Cape Town — Despite the bitter and sometimes violent dissent currently rippling over South Africa, there remains at least one tangible proof that peaceful protest sometimes can bring about change in this racially divided country.
It is a sprawling black community of corrugated-metal huts outside Cape Town, called Crossroads.
Just over a year ago, this shantytown -- home to some 23,000 persons -- made international headlines when the South African government threatened to bulldoze it to the ground. The reason? Many of the black residents of Crossroads did not have official government permission to live in the area.
But intense domestic and international protest sparked a startling turnabout, and the government agreed to move the people of Crossroads to a new, permanent township to be built nearby.
That was in April 1979. But a year later, a number of questions still hang over the future of Crossroads. Nevertheless, most analysts say the continued existence of Crossroads is itself proof that, under certain circumstances, nonviolent protest, can force limited changes in apartheid -- South Africa's complex system of racial segregation.
That is not to say the changes are farreaching, however. Last year the government promised the new township would have 2,575 home sites. By this May, the number had been scaled back to 1,662, prompting still unresolved questions about whether all Crossroads residents would be accommodated.
The government also promised to allow residents of Crossroads to stay in the area, since some 80 percent of the heads of households held jobs. Nevertheless, there was an unseccessful attempt last year to send some 2,400 families to Transkei, an underdeveloped tribal area the South African government insists is an independent country.
Questions remain, too, over the legal status of Crossroads dwellers. It is unclear just what sort of legal rights they will be granted in Cape Province, traditionally a redoubt for whites and Coloreds (people of mixed race). The Cape is officially a "Colored labor preference area," and the government has sought to keep black laborers out of the region.
But the establishment of the new township is a tacit admission that the policy has failed. Some estimates are that there are up to 100,000 black people "illegally" in the Cape area, many of them in jobs vital to the economy.
There are concerns, too, about the cost of housing in the new township. The cheapest house in the new development is expected to rent for $31.
But Alexandria Luke -- known as "Mama Luke" in Crossroads -- says that selling vegetables by the roadside barely allows her to raise the $9 monthly rental on the land under her modest domicile in Crossroads.
"Even now," she says, "Mama Luke is having trouble. now where am I going to get the money to pay rent?"
Besides, a move to a new house would mean demolition of her four-room wooden home which has linoleum floors and bright brown-and-yellow floral wallpaper and cost nearly $600 to build.
"And now they are going to bulldoze it," she says disapprovingly, adding that she would "rather stay here."
Indeed, a number of Crossroads dwellers prefer to stay in their community, complete with barber shops, churches, stores, and bus depots, housed in an assortment of shanties.

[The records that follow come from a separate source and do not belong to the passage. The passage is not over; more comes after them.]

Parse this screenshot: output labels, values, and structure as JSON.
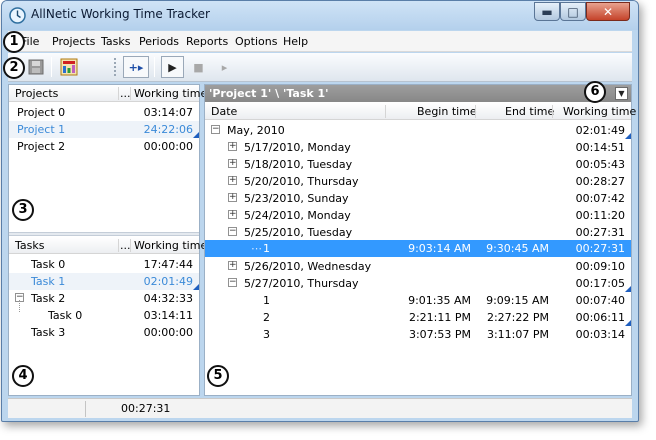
{
  "window": {
    "title": "AllNetic Working Time Tracker"
  },
  "caption_buttons": {
    "minimize": "▬",
    "maximize": "□",
    "close": "✕"
  },
  "menu": [
    "File",
    "Projects",
    "Tasks",
    "Periods",
    "Reports",
    "Options",
    "Help"
  ],
  "toolbar": {
    "add_label": "+▸",
    "play_label": "▶",
    "stop_label": "■",
    "step_label": "▸"
  },
  "projects_panel": {
    "col_name": "Projects",
    "col_more": "...",
    "col_time": "Working time",
    "rows": [
      {
        "name": "Project 0",
        "time": "03:14:07"
      },
      {
        "name": "Project 1",
        "time": "24:22:06"
      },
      {
        "name": "Project 2",
        "time": "00:00:00"
      }
    ]
  },
  "tasks_panel": {
    "col_name": "Tasks",
    "col_more": "...",
    "col_time": "Working time",
    "rows": [
      {
        "name": "Task 0",
        "time": "17:47:44"
      },
      {
        "name": "Task 1",
        "time": "02:01:49"
      },
      {
        "name": "Task 2",
        "time": "04:32:33"
      },
      {
        "name": "Task 0",
        "time": "03:14:11"
      },
      {
        "name": "Task 3",
        "time": "00:00:00"
      }
    ]
  },
  "detail_panel": {
    "breadcrumb": "'Project 1' \\ 'Task 1'",
    "col_date": "Date",
    "col_begin": "Begin time",
    "col_end": "End time",
    "col_time": "Working time",
    "rows": [
      {
        "date": "May, 2010",
        "begin": "",
        "end": "",
        "time": "02:01:49"
      },
      {
        "date": "5/17/2010, Monday",
        "begin": "",
        "end": "",
        "time": "00:14:51"
      },
      {
        "date": "5/18/2010, Tuesday",
        "begin": "",
        "end": "",
        "time": "00:05:43"
      },
      {
        "date": "5/20/2010, Thursday",
        "begin": "",
        "end": "",
        "time": "00:28:27"
      },
      {
        "date": "5/23/2010, Sunday",
        "begin": "",
        "end": "",
        "time": "00:07:42"
      },
      {
        "date": "5/24/2010, Monday",
        "begin": "",
        "end": "",
        "time": "00:11:20"
      },
      {
        "date": "5/25/2010, Tuesday",
        "begin": "",
        "end": "",
        "time": "00:27:31"
      },
      {
        "date": "1",
        "begin": "9:03:14 AM",
        "end": "9:30:45 AM",
        "time": "00:27:31"
      },
      {
        "date": "5/26/2010, Wednesday",
        "begin": "",
        "end": "",
        "time": "00:09:10"
      },
      {
        "date": "5/27/2010, Thursday",
        "begin": "",
        "end": "",
        "time": "00:17:05"
      },
      {
        "date": "1",
        "begin": "9:01:35 AM",
        "end": "9:09:15 AM",
        "time": "00:07:40"
      },
      {
        "date": "2",
        "begin": "2:21:11 PM",
        "end": "2:27:22 PM",
        "time": "00:06:11"
      },
      {
        "date": "3",
        "begin": "3:07:53 PM",
        "end": "3:11:07 PM",
        "time": "00:03:14"
      }
    ]
  },
  "status": {
    "time": "00:27:31"
  },
  "callouts": [
    "1",
    "2",
    "3",
    "4",
    "5",
    "6"
  ],
  "colors": {
    "selected_text": "#3b8ad8",
    "highlight": "#3399ff",
    "breadcrumb_bg": "#8f8f8f"
  }
}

In fact, some observers predict that, given the housing backlog in the Cape area -- estimated to number into tens of thousands of units -- and the viability of Crossroads as a community, the government eventually may allow it to remain standing.
Much will depend on the attitude of Minister of Cooperation and Development Pieter Koornhof. One person deeply involved in negotiations over Crossroads' future says Dr. Koornhof's "obvious good intentions" must be tempered by resistance from Cape Province whites, who see the Cape as "the last stand for whites."
Another person closely involved in the Crossroads issue says that it has proven that peaceful protest can, in some limited circumstances, change government action, but falls far short of "bringing down apartheid."